CASALMAGGIORE – Dopo essere diventata Città del Canottaggio, Casalmaggiore vedrà realizzato un altro piccolo sogno, divenendo Città del Bijou, ossia di quei “gioielli poveri” che da sempre contraddistinguono, in Italia e nel mondo, il comune casalese, unico ad ospitare un vero e proprio museo ad hoc sul tema.

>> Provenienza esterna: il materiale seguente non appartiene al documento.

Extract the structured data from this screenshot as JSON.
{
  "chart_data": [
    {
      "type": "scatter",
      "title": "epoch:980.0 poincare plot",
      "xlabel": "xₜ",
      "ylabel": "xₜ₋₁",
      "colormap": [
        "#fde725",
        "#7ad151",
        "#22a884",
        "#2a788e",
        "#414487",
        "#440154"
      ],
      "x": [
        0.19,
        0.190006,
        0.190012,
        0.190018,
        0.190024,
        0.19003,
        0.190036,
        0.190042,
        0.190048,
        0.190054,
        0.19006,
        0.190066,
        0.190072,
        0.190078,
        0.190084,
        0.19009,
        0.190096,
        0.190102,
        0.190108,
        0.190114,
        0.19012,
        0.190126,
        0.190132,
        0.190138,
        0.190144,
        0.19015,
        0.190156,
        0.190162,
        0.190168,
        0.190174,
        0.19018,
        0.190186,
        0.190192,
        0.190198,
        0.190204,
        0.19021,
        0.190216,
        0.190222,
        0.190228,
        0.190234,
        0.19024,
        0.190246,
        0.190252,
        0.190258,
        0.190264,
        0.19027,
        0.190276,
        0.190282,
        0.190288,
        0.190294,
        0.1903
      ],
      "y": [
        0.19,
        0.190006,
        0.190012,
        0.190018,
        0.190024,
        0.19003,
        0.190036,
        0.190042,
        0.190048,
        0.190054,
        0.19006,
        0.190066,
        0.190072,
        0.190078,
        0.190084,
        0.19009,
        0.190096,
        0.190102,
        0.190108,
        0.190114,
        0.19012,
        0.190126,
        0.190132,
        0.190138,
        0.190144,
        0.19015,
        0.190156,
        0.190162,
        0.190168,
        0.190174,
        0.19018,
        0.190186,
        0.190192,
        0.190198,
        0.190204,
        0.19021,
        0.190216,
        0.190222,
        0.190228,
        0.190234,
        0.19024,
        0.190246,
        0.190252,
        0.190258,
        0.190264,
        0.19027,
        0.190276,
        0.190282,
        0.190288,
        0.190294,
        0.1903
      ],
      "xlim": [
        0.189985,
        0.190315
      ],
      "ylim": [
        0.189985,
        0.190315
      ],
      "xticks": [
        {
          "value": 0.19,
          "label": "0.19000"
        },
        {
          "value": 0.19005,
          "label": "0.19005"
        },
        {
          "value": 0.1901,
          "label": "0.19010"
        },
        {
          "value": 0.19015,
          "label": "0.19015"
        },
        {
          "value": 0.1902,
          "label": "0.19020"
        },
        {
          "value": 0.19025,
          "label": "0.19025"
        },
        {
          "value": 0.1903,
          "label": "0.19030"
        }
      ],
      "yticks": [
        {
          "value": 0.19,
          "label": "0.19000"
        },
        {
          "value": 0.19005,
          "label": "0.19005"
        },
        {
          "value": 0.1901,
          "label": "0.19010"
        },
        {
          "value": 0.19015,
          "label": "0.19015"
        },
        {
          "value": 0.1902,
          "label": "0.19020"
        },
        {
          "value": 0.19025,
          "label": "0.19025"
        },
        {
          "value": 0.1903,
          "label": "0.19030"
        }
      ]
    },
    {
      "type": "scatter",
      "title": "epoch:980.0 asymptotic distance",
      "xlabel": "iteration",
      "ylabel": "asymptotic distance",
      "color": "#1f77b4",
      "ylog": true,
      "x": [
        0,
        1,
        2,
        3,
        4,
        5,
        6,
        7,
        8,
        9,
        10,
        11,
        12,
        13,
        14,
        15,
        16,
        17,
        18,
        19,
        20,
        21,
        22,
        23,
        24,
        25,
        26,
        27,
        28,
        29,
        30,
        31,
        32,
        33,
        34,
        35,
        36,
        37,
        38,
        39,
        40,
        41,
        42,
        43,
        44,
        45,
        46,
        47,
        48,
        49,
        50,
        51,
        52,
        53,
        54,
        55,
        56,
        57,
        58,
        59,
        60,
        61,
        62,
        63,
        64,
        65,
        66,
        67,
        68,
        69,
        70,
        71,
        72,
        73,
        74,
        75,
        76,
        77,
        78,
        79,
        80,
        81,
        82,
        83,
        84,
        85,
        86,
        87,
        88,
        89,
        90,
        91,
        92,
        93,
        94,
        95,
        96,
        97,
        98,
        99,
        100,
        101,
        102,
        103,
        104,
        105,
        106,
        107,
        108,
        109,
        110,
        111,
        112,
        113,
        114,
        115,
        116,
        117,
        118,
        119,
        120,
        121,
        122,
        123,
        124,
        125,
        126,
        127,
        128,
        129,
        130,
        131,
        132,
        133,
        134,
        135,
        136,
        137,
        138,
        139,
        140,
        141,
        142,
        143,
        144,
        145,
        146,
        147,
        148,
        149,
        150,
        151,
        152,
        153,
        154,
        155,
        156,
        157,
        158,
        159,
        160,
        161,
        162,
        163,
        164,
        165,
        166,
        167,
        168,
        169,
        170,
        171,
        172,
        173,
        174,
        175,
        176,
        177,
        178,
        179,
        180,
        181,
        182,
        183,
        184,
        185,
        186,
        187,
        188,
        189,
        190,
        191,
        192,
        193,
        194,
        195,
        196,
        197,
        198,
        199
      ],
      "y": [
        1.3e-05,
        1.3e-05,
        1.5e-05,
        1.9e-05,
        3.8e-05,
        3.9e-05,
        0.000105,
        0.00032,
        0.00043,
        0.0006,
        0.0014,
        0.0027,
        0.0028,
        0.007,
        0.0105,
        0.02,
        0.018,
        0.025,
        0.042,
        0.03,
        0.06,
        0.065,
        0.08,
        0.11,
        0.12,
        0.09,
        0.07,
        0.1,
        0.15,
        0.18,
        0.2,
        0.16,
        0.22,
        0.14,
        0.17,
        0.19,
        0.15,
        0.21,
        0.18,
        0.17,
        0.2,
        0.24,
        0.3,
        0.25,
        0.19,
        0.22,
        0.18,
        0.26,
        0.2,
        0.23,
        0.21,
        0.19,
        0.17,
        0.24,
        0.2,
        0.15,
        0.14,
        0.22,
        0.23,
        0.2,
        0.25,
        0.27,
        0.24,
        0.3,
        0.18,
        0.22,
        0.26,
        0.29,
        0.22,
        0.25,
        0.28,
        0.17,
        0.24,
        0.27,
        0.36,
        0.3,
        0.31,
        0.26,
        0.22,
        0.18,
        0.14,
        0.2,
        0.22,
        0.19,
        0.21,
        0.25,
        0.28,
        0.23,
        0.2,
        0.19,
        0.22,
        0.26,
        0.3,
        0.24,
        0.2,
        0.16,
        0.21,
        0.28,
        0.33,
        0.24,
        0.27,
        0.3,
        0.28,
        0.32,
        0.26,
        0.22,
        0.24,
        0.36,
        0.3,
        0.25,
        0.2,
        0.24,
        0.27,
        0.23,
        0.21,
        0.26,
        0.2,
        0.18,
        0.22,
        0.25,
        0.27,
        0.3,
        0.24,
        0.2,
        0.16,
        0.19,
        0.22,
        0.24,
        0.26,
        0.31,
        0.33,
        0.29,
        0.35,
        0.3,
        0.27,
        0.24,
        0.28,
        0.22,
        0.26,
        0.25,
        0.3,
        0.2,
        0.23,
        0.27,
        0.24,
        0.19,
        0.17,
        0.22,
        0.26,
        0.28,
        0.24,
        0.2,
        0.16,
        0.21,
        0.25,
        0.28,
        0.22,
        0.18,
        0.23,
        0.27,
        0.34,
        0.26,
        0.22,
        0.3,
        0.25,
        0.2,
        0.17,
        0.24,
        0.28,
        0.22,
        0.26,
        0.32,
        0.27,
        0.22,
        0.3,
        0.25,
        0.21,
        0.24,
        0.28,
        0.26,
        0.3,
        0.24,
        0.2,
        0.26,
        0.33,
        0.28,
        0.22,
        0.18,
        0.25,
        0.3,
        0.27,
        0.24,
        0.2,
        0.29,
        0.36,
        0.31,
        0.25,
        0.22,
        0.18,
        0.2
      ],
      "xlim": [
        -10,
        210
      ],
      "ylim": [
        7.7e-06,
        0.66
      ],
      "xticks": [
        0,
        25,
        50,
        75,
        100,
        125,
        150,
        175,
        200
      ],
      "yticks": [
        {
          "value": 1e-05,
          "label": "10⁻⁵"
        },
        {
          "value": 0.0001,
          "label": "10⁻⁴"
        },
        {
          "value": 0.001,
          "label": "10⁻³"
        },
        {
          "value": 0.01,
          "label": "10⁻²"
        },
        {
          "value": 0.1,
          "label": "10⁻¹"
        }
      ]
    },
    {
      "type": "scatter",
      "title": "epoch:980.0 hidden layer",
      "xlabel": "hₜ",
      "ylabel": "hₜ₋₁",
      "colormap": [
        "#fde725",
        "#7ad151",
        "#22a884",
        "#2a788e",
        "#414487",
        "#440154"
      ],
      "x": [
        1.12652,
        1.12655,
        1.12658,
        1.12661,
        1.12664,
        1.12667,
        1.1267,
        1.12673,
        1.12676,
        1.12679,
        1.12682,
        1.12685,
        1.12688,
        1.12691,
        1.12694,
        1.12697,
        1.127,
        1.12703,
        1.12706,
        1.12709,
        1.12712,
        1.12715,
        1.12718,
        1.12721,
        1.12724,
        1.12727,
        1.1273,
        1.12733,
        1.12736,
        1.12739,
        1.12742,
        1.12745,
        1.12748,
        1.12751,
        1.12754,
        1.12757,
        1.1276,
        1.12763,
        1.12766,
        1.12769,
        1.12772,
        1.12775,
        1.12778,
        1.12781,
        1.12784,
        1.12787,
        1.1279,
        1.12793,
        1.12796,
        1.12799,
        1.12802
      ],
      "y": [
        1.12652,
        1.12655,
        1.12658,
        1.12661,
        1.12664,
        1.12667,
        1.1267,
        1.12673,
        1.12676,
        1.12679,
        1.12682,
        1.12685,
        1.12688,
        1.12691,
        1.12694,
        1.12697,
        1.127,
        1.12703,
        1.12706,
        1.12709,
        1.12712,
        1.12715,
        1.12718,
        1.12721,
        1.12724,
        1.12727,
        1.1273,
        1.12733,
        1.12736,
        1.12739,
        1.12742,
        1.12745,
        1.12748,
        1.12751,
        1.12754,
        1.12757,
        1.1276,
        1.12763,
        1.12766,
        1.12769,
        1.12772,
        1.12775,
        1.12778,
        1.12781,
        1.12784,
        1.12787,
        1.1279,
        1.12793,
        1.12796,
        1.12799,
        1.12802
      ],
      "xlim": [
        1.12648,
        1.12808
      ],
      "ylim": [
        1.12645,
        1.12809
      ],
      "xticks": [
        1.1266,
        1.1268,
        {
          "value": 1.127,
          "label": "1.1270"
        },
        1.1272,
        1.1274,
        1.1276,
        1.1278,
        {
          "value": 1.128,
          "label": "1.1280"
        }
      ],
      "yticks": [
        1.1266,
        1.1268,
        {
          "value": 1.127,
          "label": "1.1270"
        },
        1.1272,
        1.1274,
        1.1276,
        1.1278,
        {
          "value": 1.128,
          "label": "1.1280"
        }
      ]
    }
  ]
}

E la data di “proclamazione” non sarà casuale: 8 marzo 2014, Festa della Donna. Non soltanto perché il bijou è un elemento prettamente femminile o indossato da donne, ma perché nel vecchio “Fabbricone”, poi divenuto Fir, ora Fir Nidek, situato in via Roma, le maestranze femminili erano in netta prevalenza. Il momento più importante sarà lo svelamento del monumento che l’artista casalese di fama internazionale Brunivo Buttarelli ha realizzato (l’opera è già fatta e finita nello studio dello scultore, ora in Brasile per un tour artistico) per l’occasione: Buttarelli ha osservato il materiale presente al Museo del Bijou, è stato attirato da una spilla e ne ha realizzato un formato maxi, alto 5 metri e 25 centimetri. Campeggerà all’interno della rotonda Diotti, a pochi metri dal monumento al canottaggio. Sarà un modo per unire due eccellenze e per dire a chi arriva in paese: “Benvenuti nella città del canottaggio e del bijou”.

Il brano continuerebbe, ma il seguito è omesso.